The Federal Reserve’s implicit patience in deciding when to begin lifting interest rates is raising the odds for the Standard & Poor’s 500 Index to hit 2,600 this year, according to Yardeni Research Inc.
There is now a 30 percent chance that the S&P 500 will reach that level in an “irrational exuberance scenario,” up from 20 percent, according to Edward Yardeni, the president and founder of the research firm. His “rational exuberance scenario” remains at 60 percent with a target of 2,150.
“If the fundamentals do improve, all the better,” Yardeni wrote in a note to clients today. “If not, then repeat: They can count on the central banks to provide yet another round of ultra-easy money, which will send stock prices still higher. We will probably have occasion to repeat our appreciation again and again before the end of the current bull market.”
Global stocks rallied Wednesday, with the S&P 500 jumping 1.2 percent, after the Fed said higher interest rates in April are unlikely and it won’t tighten until it is “reasonably confident” inflation will return to its target and the labor market improves further. Policy makers also lowered their median estimate for the federal funds rate for the next two years and cut their assessment of the economy.
Yardeni’s most optimistic forecast represents a 24 percent increase in the S&P 500 from yesterday’s close. On average, Wall Street strategists predict the benchmark gauge will end the year at 2,237.
Sentiment toward U.S. stocks is far from irrational exuberance. The percentage of global money managers who are underweight American equities is the highest since 2008, a survey by Bank of America Corp. showed earlier this week.
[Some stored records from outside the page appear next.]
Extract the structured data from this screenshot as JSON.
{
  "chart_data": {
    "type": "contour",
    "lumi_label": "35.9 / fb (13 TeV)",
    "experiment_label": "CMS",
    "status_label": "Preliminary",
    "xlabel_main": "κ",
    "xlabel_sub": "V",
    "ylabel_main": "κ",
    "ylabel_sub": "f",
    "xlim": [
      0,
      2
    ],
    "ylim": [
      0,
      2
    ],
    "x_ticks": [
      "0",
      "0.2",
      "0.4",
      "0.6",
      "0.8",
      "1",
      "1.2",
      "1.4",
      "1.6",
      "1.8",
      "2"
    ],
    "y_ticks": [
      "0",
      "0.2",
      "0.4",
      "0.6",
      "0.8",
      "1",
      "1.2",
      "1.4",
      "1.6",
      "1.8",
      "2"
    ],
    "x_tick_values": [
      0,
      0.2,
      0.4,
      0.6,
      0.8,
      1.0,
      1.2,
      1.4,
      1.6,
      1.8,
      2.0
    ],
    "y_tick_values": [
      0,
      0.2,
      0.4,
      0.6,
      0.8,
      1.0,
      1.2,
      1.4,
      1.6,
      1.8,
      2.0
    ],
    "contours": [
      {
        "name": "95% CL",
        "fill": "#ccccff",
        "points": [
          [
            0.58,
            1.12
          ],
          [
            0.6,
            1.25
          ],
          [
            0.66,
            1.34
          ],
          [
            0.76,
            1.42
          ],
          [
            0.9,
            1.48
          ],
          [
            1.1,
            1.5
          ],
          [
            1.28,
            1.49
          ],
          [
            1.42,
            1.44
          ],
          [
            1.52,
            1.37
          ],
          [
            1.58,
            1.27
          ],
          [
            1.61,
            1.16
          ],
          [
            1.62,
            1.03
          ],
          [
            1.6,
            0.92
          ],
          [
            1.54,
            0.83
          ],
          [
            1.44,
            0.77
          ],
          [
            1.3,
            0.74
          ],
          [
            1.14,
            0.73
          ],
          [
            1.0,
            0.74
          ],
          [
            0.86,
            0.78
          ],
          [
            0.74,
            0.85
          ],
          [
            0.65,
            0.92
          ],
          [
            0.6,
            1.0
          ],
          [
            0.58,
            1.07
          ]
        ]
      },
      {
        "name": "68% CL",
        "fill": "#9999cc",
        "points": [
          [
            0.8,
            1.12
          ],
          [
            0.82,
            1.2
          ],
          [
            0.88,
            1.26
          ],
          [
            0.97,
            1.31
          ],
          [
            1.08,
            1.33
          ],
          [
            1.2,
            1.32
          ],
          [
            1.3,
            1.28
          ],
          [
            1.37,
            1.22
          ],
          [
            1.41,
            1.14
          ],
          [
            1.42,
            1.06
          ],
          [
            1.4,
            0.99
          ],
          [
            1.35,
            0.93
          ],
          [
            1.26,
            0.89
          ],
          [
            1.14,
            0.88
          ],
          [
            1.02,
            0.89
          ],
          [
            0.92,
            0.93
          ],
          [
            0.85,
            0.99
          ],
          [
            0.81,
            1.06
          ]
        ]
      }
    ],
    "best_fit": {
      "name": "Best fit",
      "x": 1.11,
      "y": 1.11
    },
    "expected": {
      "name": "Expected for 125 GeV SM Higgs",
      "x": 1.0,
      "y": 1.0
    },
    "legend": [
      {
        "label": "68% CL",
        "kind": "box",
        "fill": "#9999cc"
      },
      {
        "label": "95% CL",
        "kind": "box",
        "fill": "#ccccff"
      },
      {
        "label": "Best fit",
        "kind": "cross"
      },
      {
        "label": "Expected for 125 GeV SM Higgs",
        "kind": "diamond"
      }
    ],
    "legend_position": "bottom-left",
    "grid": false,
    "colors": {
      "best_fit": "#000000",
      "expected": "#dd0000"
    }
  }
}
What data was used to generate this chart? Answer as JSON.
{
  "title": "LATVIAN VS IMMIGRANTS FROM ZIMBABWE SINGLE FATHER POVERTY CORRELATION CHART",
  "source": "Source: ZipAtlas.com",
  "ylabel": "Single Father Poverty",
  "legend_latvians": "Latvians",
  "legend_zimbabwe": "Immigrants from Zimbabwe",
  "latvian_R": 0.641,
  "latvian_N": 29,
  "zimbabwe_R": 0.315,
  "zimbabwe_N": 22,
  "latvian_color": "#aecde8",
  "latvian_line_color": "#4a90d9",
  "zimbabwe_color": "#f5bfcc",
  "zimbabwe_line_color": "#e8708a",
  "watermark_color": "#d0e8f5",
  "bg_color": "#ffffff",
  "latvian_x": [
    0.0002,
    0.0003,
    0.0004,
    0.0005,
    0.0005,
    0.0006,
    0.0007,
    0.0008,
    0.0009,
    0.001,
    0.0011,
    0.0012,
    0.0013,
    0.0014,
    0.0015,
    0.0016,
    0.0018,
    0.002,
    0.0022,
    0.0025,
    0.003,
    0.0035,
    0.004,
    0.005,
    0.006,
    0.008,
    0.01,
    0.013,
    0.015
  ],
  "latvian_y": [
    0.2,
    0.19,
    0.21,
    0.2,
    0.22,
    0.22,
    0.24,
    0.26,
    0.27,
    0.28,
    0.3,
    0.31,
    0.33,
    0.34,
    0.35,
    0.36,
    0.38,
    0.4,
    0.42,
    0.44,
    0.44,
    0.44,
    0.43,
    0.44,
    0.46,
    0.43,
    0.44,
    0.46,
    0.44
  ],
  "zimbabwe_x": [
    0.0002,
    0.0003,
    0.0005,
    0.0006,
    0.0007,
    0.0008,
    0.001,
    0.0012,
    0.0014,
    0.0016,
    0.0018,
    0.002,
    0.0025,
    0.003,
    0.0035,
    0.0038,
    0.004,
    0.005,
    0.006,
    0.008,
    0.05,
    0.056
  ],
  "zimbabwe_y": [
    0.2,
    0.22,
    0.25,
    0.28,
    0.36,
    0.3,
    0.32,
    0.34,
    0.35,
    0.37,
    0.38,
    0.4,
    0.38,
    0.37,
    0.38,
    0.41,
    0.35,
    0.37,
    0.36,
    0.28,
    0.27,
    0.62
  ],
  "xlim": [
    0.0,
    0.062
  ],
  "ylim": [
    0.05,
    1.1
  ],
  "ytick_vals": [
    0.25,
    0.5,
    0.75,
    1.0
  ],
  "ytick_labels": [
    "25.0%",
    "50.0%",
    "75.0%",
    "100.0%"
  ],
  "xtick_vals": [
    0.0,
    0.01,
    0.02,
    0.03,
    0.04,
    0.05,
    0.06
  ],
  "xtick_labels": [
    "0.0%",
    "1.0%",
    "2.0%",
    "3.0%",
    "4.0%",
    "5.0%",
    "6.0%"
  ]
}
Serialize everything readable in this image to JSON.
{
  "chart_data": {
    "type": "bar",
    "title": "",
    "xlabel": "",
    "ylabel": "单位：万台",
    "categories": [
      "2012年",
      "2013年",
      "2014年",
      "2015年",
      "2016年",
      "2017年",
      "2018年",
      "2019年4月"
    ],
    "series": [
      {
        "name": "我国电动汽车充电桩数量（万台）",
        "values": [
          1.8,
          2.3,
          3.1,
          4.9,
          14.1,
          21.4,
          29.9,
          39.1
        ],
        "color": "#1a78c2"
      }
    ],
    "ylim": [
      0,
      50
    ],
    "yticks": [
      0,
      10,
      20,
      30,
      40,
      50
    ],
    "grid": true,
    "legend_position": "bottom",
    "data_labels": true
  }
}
A net 35 percent of respondents in the survey picked the U.S. as the worst place to invest in the next 12 months, the most in almost a decade.
U.S. stocks trail virtually every developed market in 2015 as accommodative central-bank policy from Europe to Japan lifts global equities and the Fed winds down programs that helped the S&P 500 triple since 2009. After beating global stocks every year since 2009, the S&P 500 was up less than 2 percent in 2015 through yesterday, compared with an almost 3 percent advance in the MSCI World ex-USA Index.
“Yesterday’s FOMC statement deleted the word ‘patient’ regarding the Fed’s rate-hiking plans. Yet the tone of the statement suggests that the FOMC remains very patient, and is in no rush to raise rates,” Yardeni said. “The melt-up in global stock markets can proceed.”